Plans to develop the North Sea field – which is estimated to contain up to 300 million barrels of oil – have been submitted again by owners Equinor.
However, Ms Mackay told the Scottish Green Party conference in Edinburgh: “We have to be the party that calls out the lies of big polluters.”
Ms Mackay, who was elected co-leader with fellow MSP Ross Greer in August, told her fellow Scottish Greens: “Drilling for new oil and gas in fields like Rosebank will do nothing to lower energy bills or protect our planet.
“It is pure climate vandalism and we have to stop Rosebank.”
Development of the oil field, which lies 80 miles west of Shetland, had been approved by the Conservative government in 2023 but that decision was challenged in the courts in the wake of a Supreme Court ruling which said the emissions created from burning fossil fuels should be considered when granting permission for new drilling sites.
Her comments came as Zack Polanski, leader of the Green Party of England and Wales, insisted the UK is “one of the most nature depleted countries in the world”.
Addressing protesters in London, Mr Polanski said: “The very least this Government need to do is to stop making things worse.”
Ms Mackay also used her conference speech to hit out at the UK Government over the closure of Scotland’s only oil refinery in Grangemouth.
Hundreds of jobs were lost after owners Petroineos closed the refinery earlier this year, with Ms Mackay, who grew up in the area saying: “I’m sick of governments and corporations using tags like ‘just transition’ as a cheap slogan.

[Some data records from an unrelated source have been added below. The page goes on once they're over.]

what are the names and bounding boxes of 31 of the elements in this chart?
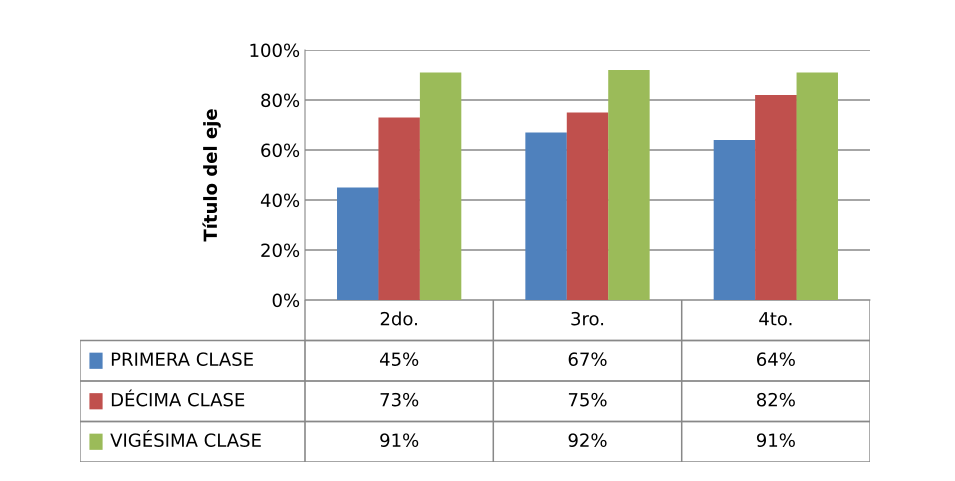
data-label: 92% [568, 433, 607, 447]
bar [420, 72, 462, 300]
bar [525, 132, 567, 300]
data-label: 82% [756, 392, 795, 406]
bar [566, 112, 608, 300]
x-tick-label: 2do. [380, 312, 417, 326]
data-label: 91% [756, 433, 795, 447]
y-tick-label: 40% [260, 193, 300, 208]
data-label: 67% [568, 352, 607, 366]
bar [608, 70, 650, 300]
bar [337, 188, 378, 300]
bar [378, 118, 420, 300]
bar [714, 140, 756, 300]
legend-label: PRIMERA CLASE [112, 352, 253, 366]
data-label: 91% [380, 433, 418, 447]
y-tick-label: 100% [250, 43, 300, 58]
data-label: 75% [568, 392, 607, 406]
y-tick-label: 20% [261, 243, 300, 258]
data-label: 73% [380, 392, 418, 406]
x-tick-label: 3ro. [571, 312, 604, 326]
legend-label: DÉCIMA CLASE [112, 390, 244, 406]
x-tick-label: 4to. [759, 312, 792, 326]
legend-label: VIGÉSIMA CLASE [110, 430, 261, 447]
y-tick-label: 0% [272, 293, 300, 308]
data-label: 64% [757, 352, 795, 366]
bar [796, 72, 838, 300]
y-axis-title: Título del eje [202, 109, 221, 242]
y-tick-label: 80% [261, 93, 300, 108]
y-tick-label: 60% [261, 143, 300, 158]
data-label: 45% [380, 352, 418, 366]
bar [755, 95, 797, 300]
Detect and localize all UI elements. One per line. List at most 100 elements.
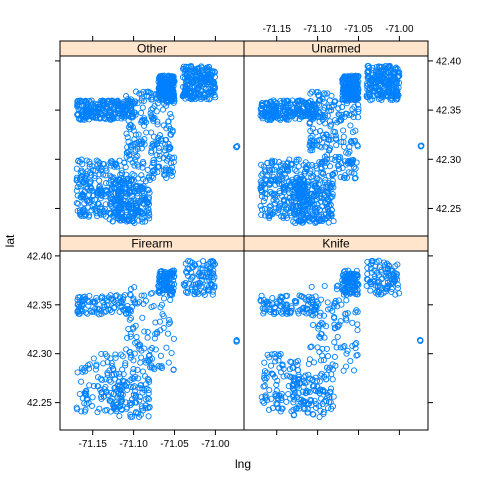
data-point bbox=[367, 265, 374, 272]
data-point bbox=[295, 187, 302, 194]
data-point bbox=[258, 102, 265, 109]
data-point bbox=[131, 136, 138, 143]
data-point bbox=[149, 168, 157, 175]
data-point bbox=[390, 272, 398, 279]
data-point bbox=[327, 182, 334, 189]
data-point bbox=[152, 346, 159, 353]
data-point bbox=[340, 291, 347, 298]
data-point bbox=[191, 262, 199, 269]
y-tick-label-right: 42.25 bbox=[436, 204, 461, 215]
x-tick-label: -71.00 bbox=[201, 439, 230, 450]
data-point bbox=[294, 308, 302, 315]
data-point bbox=[271, 350, 278, 357]
data-point bbox=[278, 213, 285, 220]
data-point bbox=[119, 377, 126, 384]
data-point bbox=[200, 80, 207, 88]
data-point bbox=[343, 350, 350, 357]
data-point bbox=[145, 357, 152, 364]
data-point bbox=[144, 375, 151, 382]
data-point bbox=[134, 100, 141, 107]
data-point bbox=[261, 305, 268, 312]
data-point bbox=[78, 378, 85, 385]
data-point bbox=[394, 285, 401, 292]
data-point bbox=[81, 296, 89, 303]
data-point bbox=[125, 111, 132, 119]
data-point bbox=[316, 137, 323, 144]
data-point bbox=[365, 91, 372, 98]
data-point bbox=[316, 312, 323, 319]
data-point bbox=[301, 406, 308, 413]
data-point bbox=[118, 110, 126, 117]
data-point bbox=[76, 207, 83, 214]
data-point bbox=[91, 172, 98, 179]
data-point bbox=[325, 136, 333, 143]
data-point bbox=[102, 187, 110, 194]
data-point bbox=[108, 371, 116, 378]
data-point bbox=[93, 294, 100, 301]
data-point bbox=[163, 102, 170, 109]
data-point bbox=[280, 373, 287, 380]
data-point bbox=[111, 163, 118, 170]
data-point bbox=[283, 166, 290, 173]
data-point bbox=[151, 102, 158, 109]
data-point bbox=[281, 105, 288, 113]
data-point bbox=[145, 396, 152, 403]
data-point bbox=[211, 261, 218, 268]
data-point bbox=[303, 166, 310, 173]
data-point bbox=[120, 296, 127, 303]
data-point bbox=[318, 111, 326, 118]
data-point bbox=[277, 408, 284, 415]
data-point bbox=[189, 273, 196, 280]
data-point bbox=[298, 293, 305, 300]
data-point bbox=[280, 365, 287, 372]
data-point bbox=[169, 128, 176, 135]
data-point bbox=[364, 86, 371, 93]
data-point bbox=[167, 286, 174, 293]
data-point bbox=[96, 159, 103, 167]
data-point bbox=[371, 276, 378, 283]
data-point bbox=[89, 112, 96, 119]
data-point bbox=[135, 375, 142, 382]
data-point bbox=[328, 405, 335, 412]
data-point bbox=[383, 92, 390, 99]
data-point bbox=[156, 90, 163, 97]
data-point bbox=[274, 401, 281, 408]
data-point bbox=[354, 90, 362, 97]
data-point bbox=[150, 115, 157, 122]
data-point bbox=[328, 121, 335, 128]
data-point bbox=[268, 211, 275, 218]
data-point bbox=[155, 148, 162, 155]
data-point bbox=[127, 125, 134, 132]
data-point bbox=[258, 394, 265, 401]
data-point bbox=[74, 369, 81, 376]
data-point bbox=[292, 194, 299, 202]
data-point bbox=[293, 298, 300, 305]
data-point bbox=[394, 69, 401, 76]
data-point bbox=[327, 201, 334, 208]
data-point bbox=[167, 110, 174, 117]
data-point bbox=[76, 390, 83, 398]
strip-label-knife: Knife bbox=[322, 237, 350, 251]
data-point bbox=[115, 389, 122, 397]
data-point bbox=[76, 209, 83, 216]
data-point bbox=[110, 114, 117, 122]
data-point bbox=[211, 69, 218, 76]
data-point bbox=[277, 293, 284, 300]
data-point bbox=[91, 201, 98, 208]
data-point bbox=[182, 288, 190, 296]
data-point bbox=[78, 408, 85, 415]
data-point bbox=[127, 330, 134, 338]
data-point bbox=[124, 176, 131, 183]
data-point bbox=[305, 293, 312, 300]
data-point bbox=[135, 131, 142, 138]
data-point bbox=[323, 181, 330, 188]
data-point bbox=[127, 208, 134, 215]
data-point bbox=[97, 208, 104, 215]
data-point bbox=[166, 280, 174, 287]
y-axis-label: lat bbox=[3, 234, 17, 247]
data-point bbox=[286, 366, 293, 373]
data-point bbox=[292, 115, 299, 122]
data-point bbox=[273, 381, 280, 388]
data-point bbox=[109, 365, 117, 372]
data-point bbox=[311, 102, 318, 109]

“What happened in Grangemouth is not a just transition.
“Our communities don’t need empty words, words don’t pay the bills, or put food on the table.
“They need real plans to provide real jobs and real opportunities.”
Ms Mackay insisted: “That site could have been saved. Labour promised to save it – they promised £200 million – and the message from the workers is clear: show us the money.”
She said that the Grangemouth plant “could have been nationalised”, adding: “We cannot leave the future of our communities in the hands of billionaires who are all too happy to abandon us when the money dries up.”
With the Scottish Greens having set the target of overtaking Labour in May’s Holyrood ballot, Ms Mackay said her party was “on the verge of a historic election” with the “chance to elect more green voices than ever before”.
She also told how the birth of her first child, Callan, in June meant she had “never felt more committed to building a greener Scotland”.
She joked that she was speaking at Saturday’s conference “in relatively one piece, without too much baby dribble on me” as she said the Green model, with two co-leaders at the helm, had allowed her to take on the challenge.
“In other parties there would have been a whole load of barriers to a new mum being elected to a leadership role,” Ms Mackay said.
“It is only because of our co-leadership model and the support of ordinary members, I have been afforded this opportunity.”
She continued: “The support I have had says something about our party and the values we stand for.
“When I think about the country I want us to be, it is one where we support each other, one where we lift each other up and one where we do things differently.”